Abby gave me an apologetic glance and said, "I'm sorry, hon, I didn't tell him what happened."
"What did happen? How did she die?"
"She was shot. After they announced the evacuation there were just a few of us left here. Most everyone left town, but you know how your Mom was about the government." We shared a quick laugh in agreement. "They couldn't have dragged her out of here if they wanted to."
"And she never turned into one of those…"
"Zombies? No. She never got bit." She explained it as if I should have known it worked that way.
"I thought they said the infection had gone airborne."
Abby shrugged. "If so, it must not affect people that are already dead. There are bodies all over the streets."
"Do you know who shot her?"
"We're not sure. She went to the market on the corner to get some food for everyone that was left in the building, and the next thing we knew she was stumbling back in here with a bullet in her stomach. We found her on the sidewalk out front. Some folks said there was a cop hiding in the store and taking shots at anyone that came in. We haven't tried to go back since."
That sta
rtled me. "Wait. You mean the store on the corner?"
"Yes," she said.
"I've got to go."
"What's the matter?" She could see the sudden concern that overtook me.
"I've got friends that went in there." I pulled away and then pleaded with her to leave the city.
She just smiled and pointed above her head. "I've got him. We're just going to enjoy each other's company and let the world turn upside down around us for a while."
I kissed her on the cheek and thanked her for everything. She wished me luck and I was off. Levon and Mark might be in trouble and I couldn't deal with losing anyone else today. I was about to run down the street when the dried blood on the sidewalk halted me. I'd seen it when I arrived, but now I knew it belonged to my mother.
There was no time to mourn her. Not now, anyways. I had to get to the store to check on the twins.
As I approached the store I pressed myself against the brick wall, beside the window, to avoid being seen. When I dared a glance in, I saw Levon standing in the back. It was a relief to see that he was alive, but I couldn't get a good view of anything else in the store beyond the wire shelves that lined the window. I crouched and moved toward the entrance.

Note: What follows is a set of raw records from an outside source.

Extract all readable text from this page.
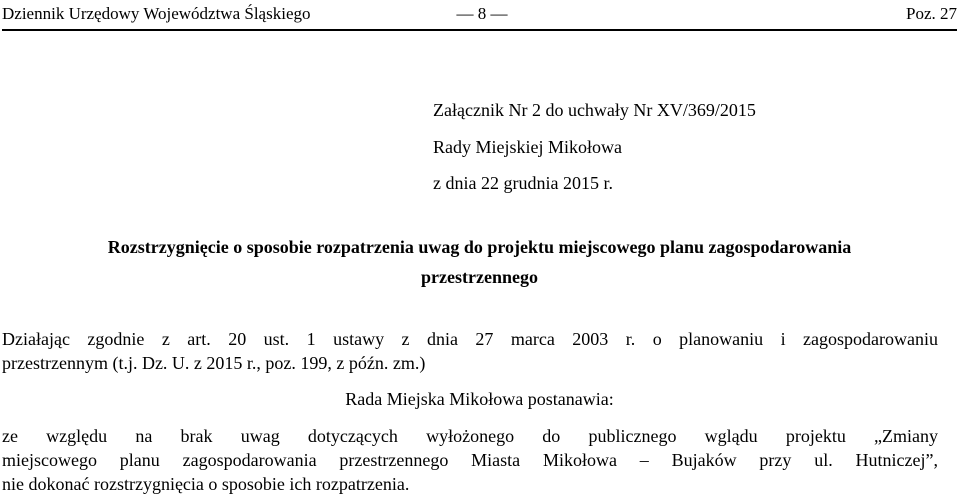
Dziennik Urzędowy Województwa Śląskiego	— 8 —	Poz. 27
Załącznik Nr 2 do uchwały Nr XV/369/2015
Rady Miejskiej Mikołowa
z dnia 22 grudnia 2015 r.
Rozstrzygnięcie o sposobie rozpatrzenia uwag do projektu miejscowego planu zagospodarowania
przestrzennego
Działając zgodnie z art. 20 ust. 1 ustawy z dnia 27 marca 2003 r. o planowaniu i zagospodarowaniu
przestrzennym (t.j. Dz. U. z 2015 r., poz. 199, z późn. zm.)
Rada Miejska Mikołowa postanawia:
ze względu na brak uwag dotyczących wyłożonego do publicznego wglądu projektu „Zmiany
miejscowego planu zagospodarowania przestrzennego Miasta Mikołowa – Bujaków przy ul. Hutniczej”,
nie dokonać rozstrzygnięcia o sposobie ich rozpatrzenia.
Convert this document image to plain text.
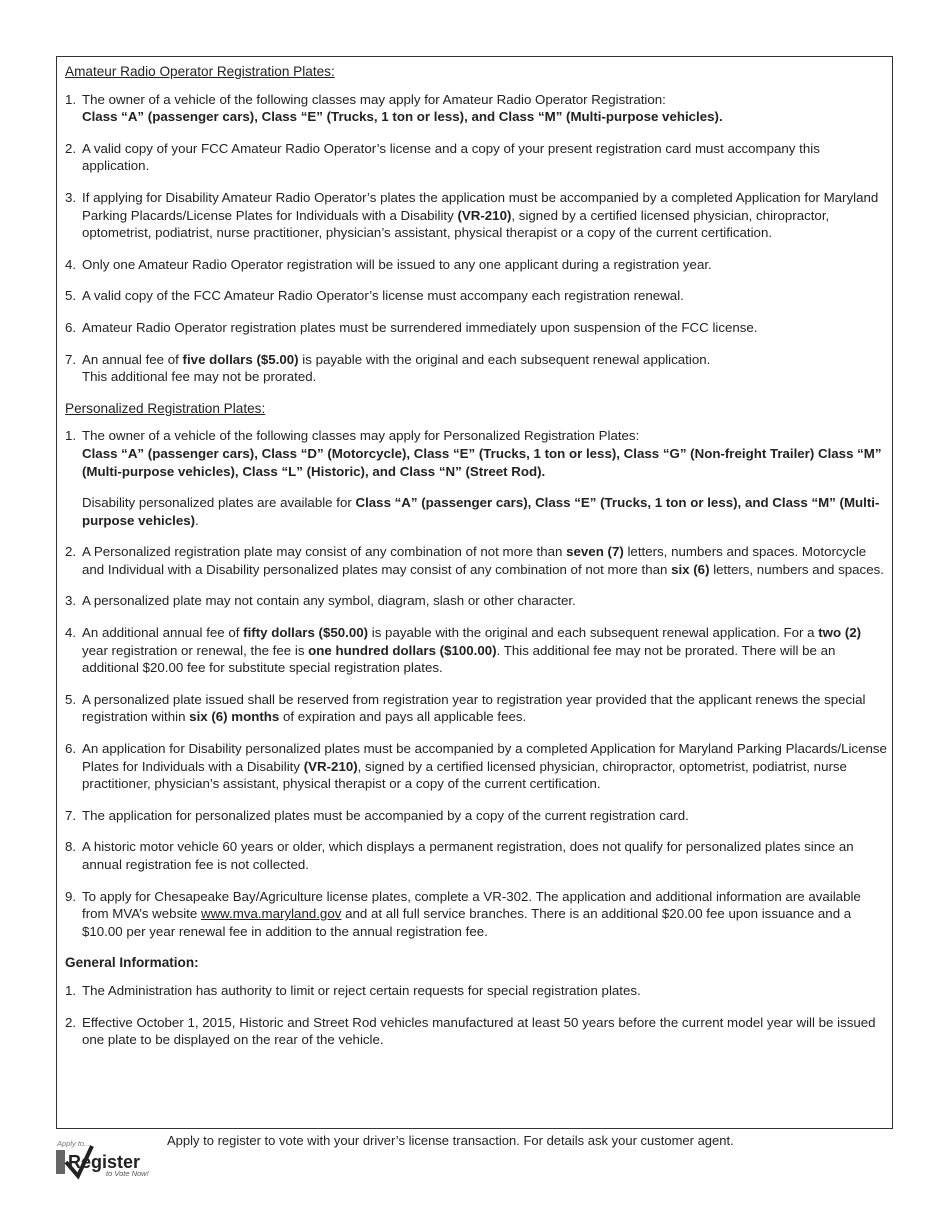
Amateur Radio Operator Registration Plates:
1. The owner of a vehicle of the following classes may apply for Amateur Radio Operator Registration:
Class “A” (passenger cars), Class “E” (Trucks, 1 ton or less), and Class “M” (Multi-purpose vehicles).
2. A valid copy of your FCC Amateur Radio Operator’s license and a copy of your present registration card must accompany this application.
3. If applying for Disability Amateur Radio Operator’s plates the application must be accompanied by a completed Application for Maryland Parking Placards/License Plates for Individuals with a Disability (VR-210), signed by a certified licensed physician, chiropractor, optometrist, podiatrist, nurse practitioner, physician’s assistant, physical therapist or a copy of the current certification.
4. Only one Amateur Radio Operator registration will be issued to any one applicant during a registration year.
5. A valid copy of the FCC Amateur Radio Operator’s license must accompany each registration renewal.
6. Amateur Radio Operator registration plates must be surrendered immediately upon suspension of the FCC license.
7. An annual fee of five dollars ($5.00) is payable with the original and each subsequent renewal application.
This additional fee may not be prorated.
Personalized Registration Plates:
1. The owner of a vehicle of the following classes may apply for Personalized Registration Plates:
Class “A” (passenger cars), Class “D” (Motorcycle), Class “E” (Trucks, 1 ton or less), Class “G” (Non-freight Trailer) Class “M” (Multi-purpose vehicles), Class “L” (Historic), and Class “N” (Street Rod).
Disability personalized plates are available for Class “A” (passenger cars), Class “E” (Trucks, 1 ton or less), and Class “M” (Multi-purpose vehicles).
2. A Personalized registration plate may consist of any combination of not more than seven (7) letters, numbers and spaces. Motorcycle and Individual with a Disability personalized plates may consist of any combination of not more than six (6) letters, numbers and spaces.
3. A personalized plate may not contain any symbol, diagram, slash or other character.
4. An additional annual fee of fifty dollars ($50.00) is payable with the original and each subsequent renewal application. For a two (2) year registration or renewal, the fee is one hundred dollars ($100.00). This additional fee may not be prorated. There will be an additional $20.00 fee for substitute special registration plates.
5. A personalized plate issued shall be reserved from registration year to registration year provided that the applicant renews the special registration within six (6) months of expiration and pays all applicable fees.
6. An application for Disability personalized plates must be accompanied by a completed Application for Maryland Parking Placards/License Plates for Individuals with a Disability (VR-210), signed by a certified licensed physician, chiropractor, optometrist, podiatrist, nurse practitioner, physician’s assistant, physical therapist or a copy of the current certification.
7. The application for personalized plates must be accompanied by a copy of the current registration card.
8. A historic motor vehicle 60 years or older, which displays a permanent registration, does not qualify for personalized plates since an annual registration fee is not collected.
9. To apply for Chesapeake Bay/Agriculture license plates, complete a VR-302. The application and additional information are available from MVA’s website www.mva.maryland.gov and at all full service branches. There is an additional $20.00 fee upon issuance and a $10.00 per year renewal fee in addition to the annual registration fee.
General Information:
1. The Administration has authority to limit or reject certain requests for special registration plates.
2. Effective October 1, 2015, Historic and Street Rod vehicles manufactured at least 50 years before the current model year will be issued one plate to be displayed on the rear of the vehicle.
Apply to...
Register
to Vote Now!
Apply to register to vote with your driver’s license transaction. For details ask your customer agent.
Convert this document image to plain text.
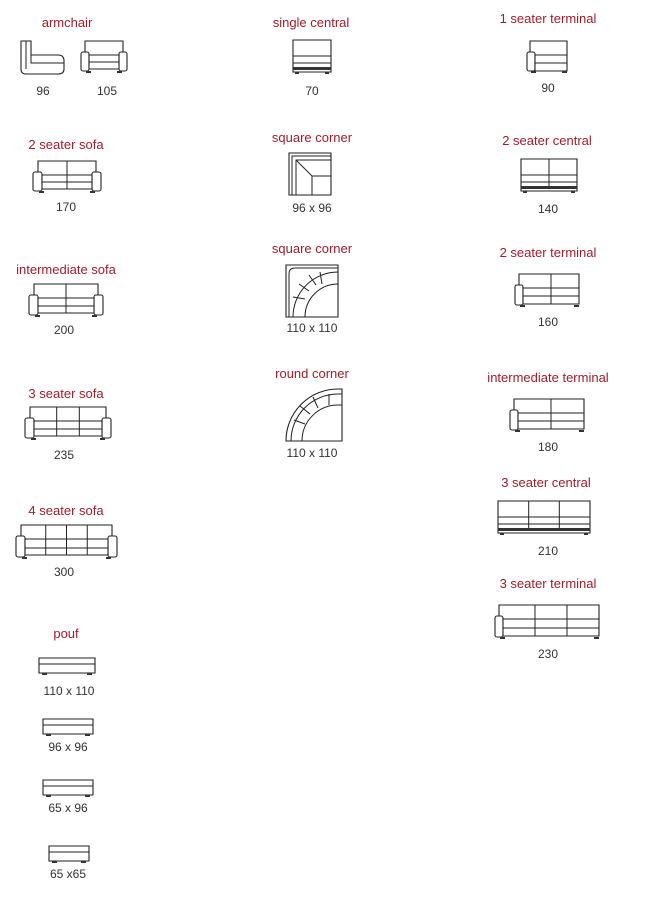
armchair
96	105
2 seater sofa
170
intermediate sofa
200
3 seater sofa
235
4 seater sofa
300
pouf
110 x 110
96 x 96
65 x 96
65 x65
single central
70
square corner
96 x 96
square corner
110 x 110
round corner
110 x 110
1 seater terminal
90
2 seater central
140
2 seater terminal
160
intermediate terminal
180
3 seater central
210
3 seater terminal
230
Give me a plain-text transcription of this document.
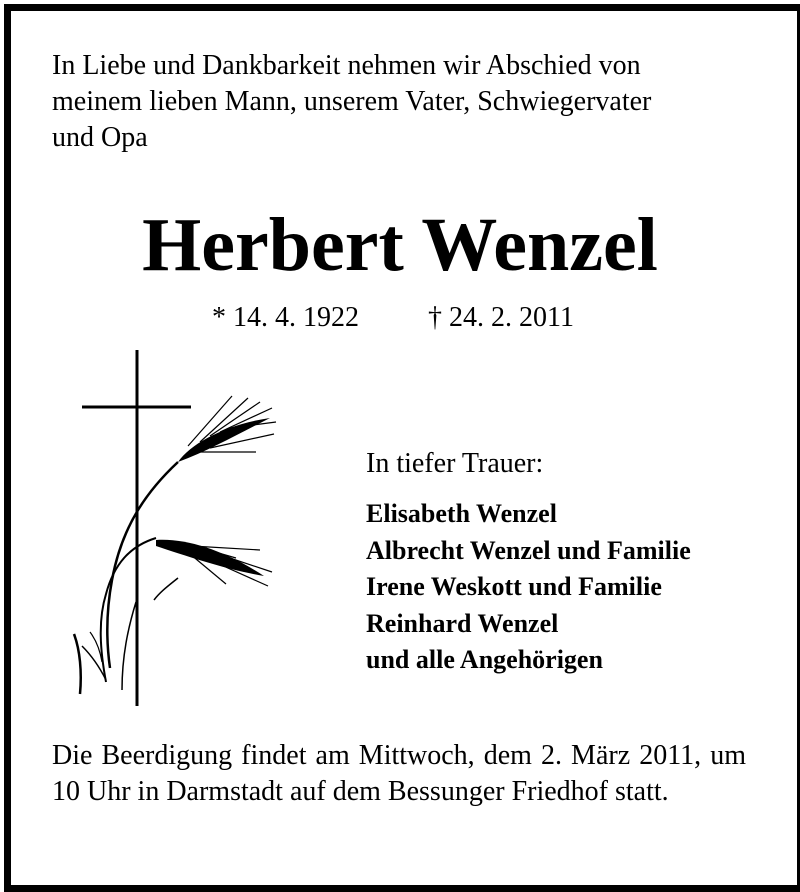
In Liebe und Dankbarkeit nehmen wir Abschied von
meinem lieben Mann, unserem Vater, Schwiegervater
und Opa
Herbert Wenzel
* 14. 4. 1922 † 24. 2. 2011
In tiefer Trauer:
Elisabeth Wenzel
Albrecht Wenzel und Familie
Irene Weskott und Familie
Reinhard Wenzel
und alle Angehörigen
Die Beerdigung findet am Mittwoch, dem 2. März 2011, um 10 Uhr in Darmstadt auf dem Bessunger Friedhof statt.
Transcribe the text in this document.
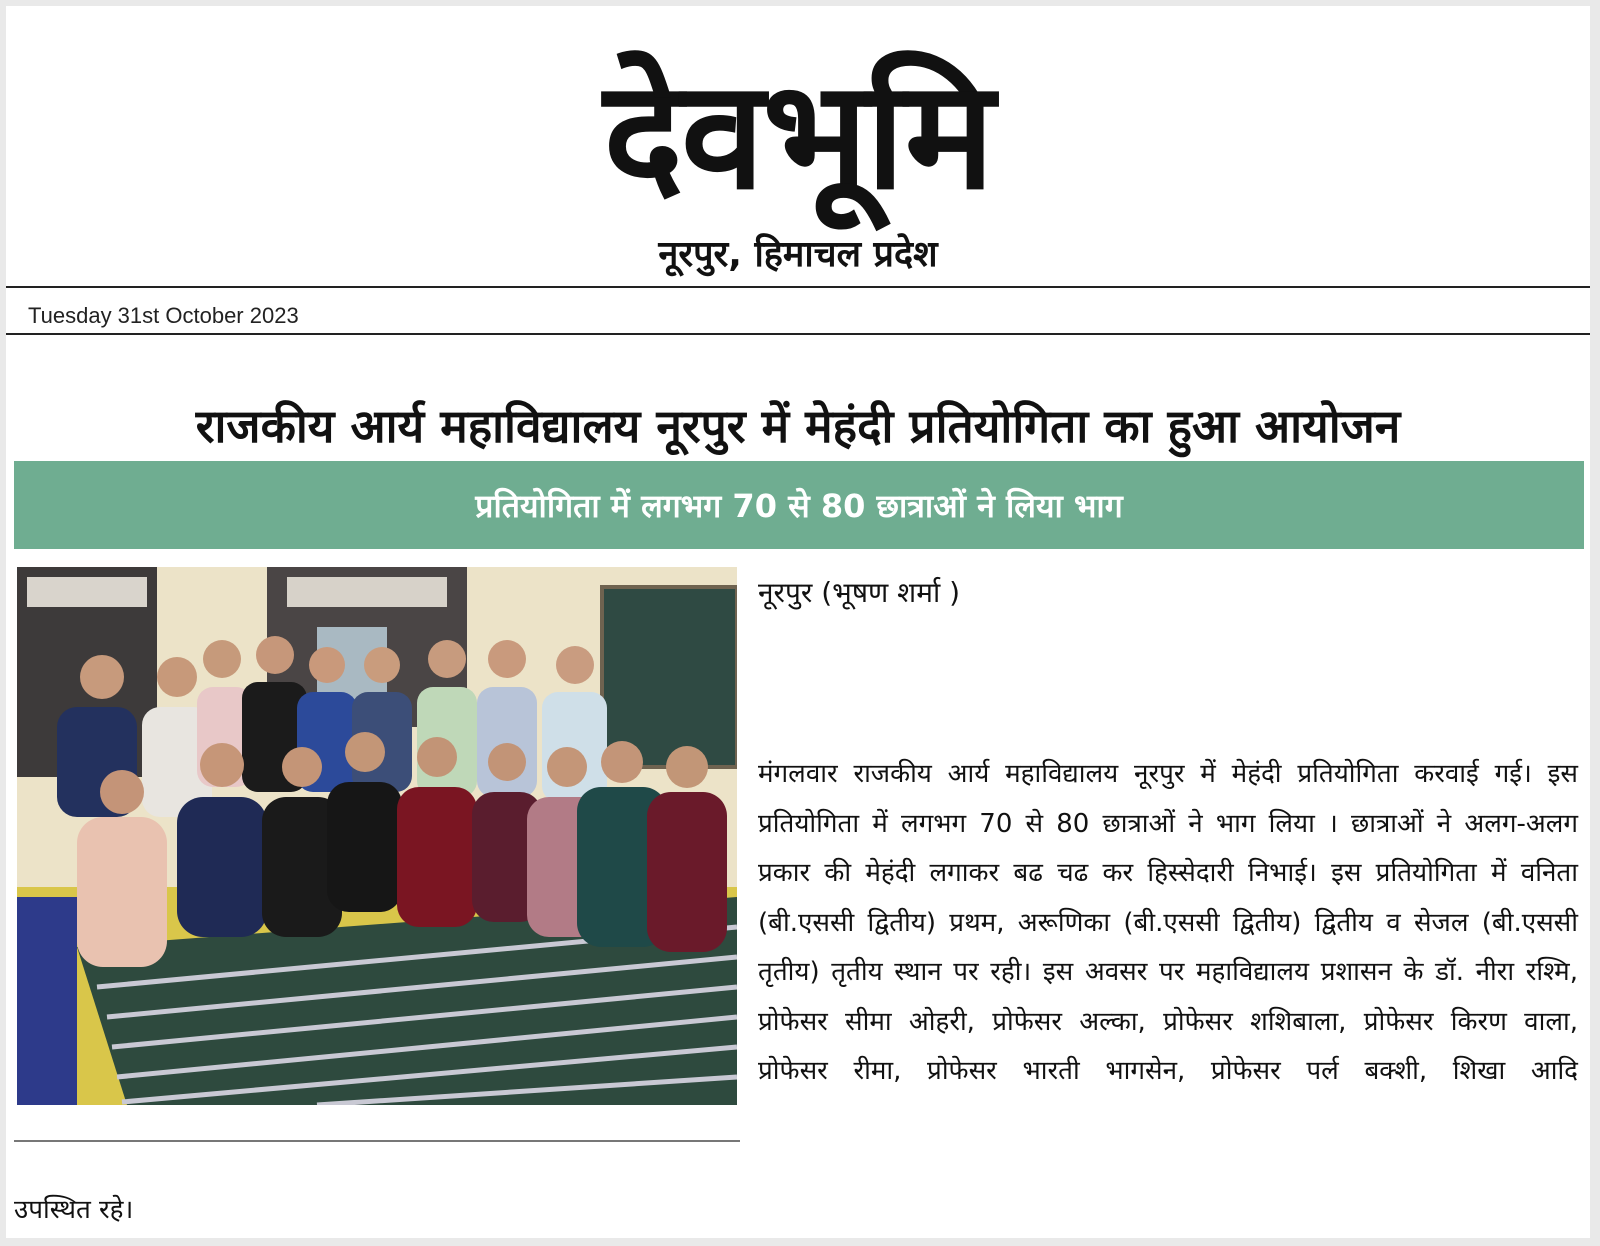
देवभूमि
नूरपुर, हिमाचल प्रदेश
Tuesday 31st October 2023
राजकीय आर्य महाविद्यालय नूरपुर में मेहंदी प्रतियोगिता का हुआ आयोजन
प्रतियोगिता में लगभग 70 से 80 छात्राओं ने लिया भाग
नूरपुर (भूषण शर्मा )
मंगलवार राजकीय आर्य महाविद्यालय नूरपुर में मेहंदी प्रतियोगिता करवाई गई। इस प्रतियोगिता में लगभग 70 से 80 छात्राओं ने भाग लिया । छात्राओं ने अलग-अलग प्रकार की मेहंदी लगाकर बढ चढ कर हिस्सेदारी निभाई। इस प्रतियोगिता में वनिता (बी.एससी द्वितीय) प्रथम, अरूणिका (बी.एससी द्वितीय) द्वितीय व सेजल (बी.एससी तृतीय) तृतीय स्थान पर रही। इस अवसर पर महाविद्यालय प्रशासन के डॉ. नीरा रश्मि, प्रोफेसर सीमा ओहरी, प्रोफेसर अल्का, प्रोफेसर शशिबाला, प्रोफेसर किरण वाला, प्रोफेसर रीमा, प्रोफेसर भारती भागसेन, प्रोफेसर पर्ल बक्शी, शिखा आदि
उपस्थित रहे।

My new spot afforded me a better view and I carefully stood up to look over the stacked displays inside. There was a cop in there, talking to Levon and Mark. I sat back down, beneath the edge of the window and cursed my bad luck.
Then I realized this was the man that killed my mother. He was in this store, and for whatever reason he hadn't killed Levon and Mark. Abigail said it was a police officer in this store that shot my mother, and seeing this man couldn't be a coincidence. He was the murderer, and I would have my revenge.
He didn't kill the twins, so I was willing to bet he wouldn't kill me either. Maybe he had already run out of bullets, or maybe the twins had caught him by surprise. Either way, I was willing to take a chance if it meant getting the opportunity to kill the man that murdered my mother.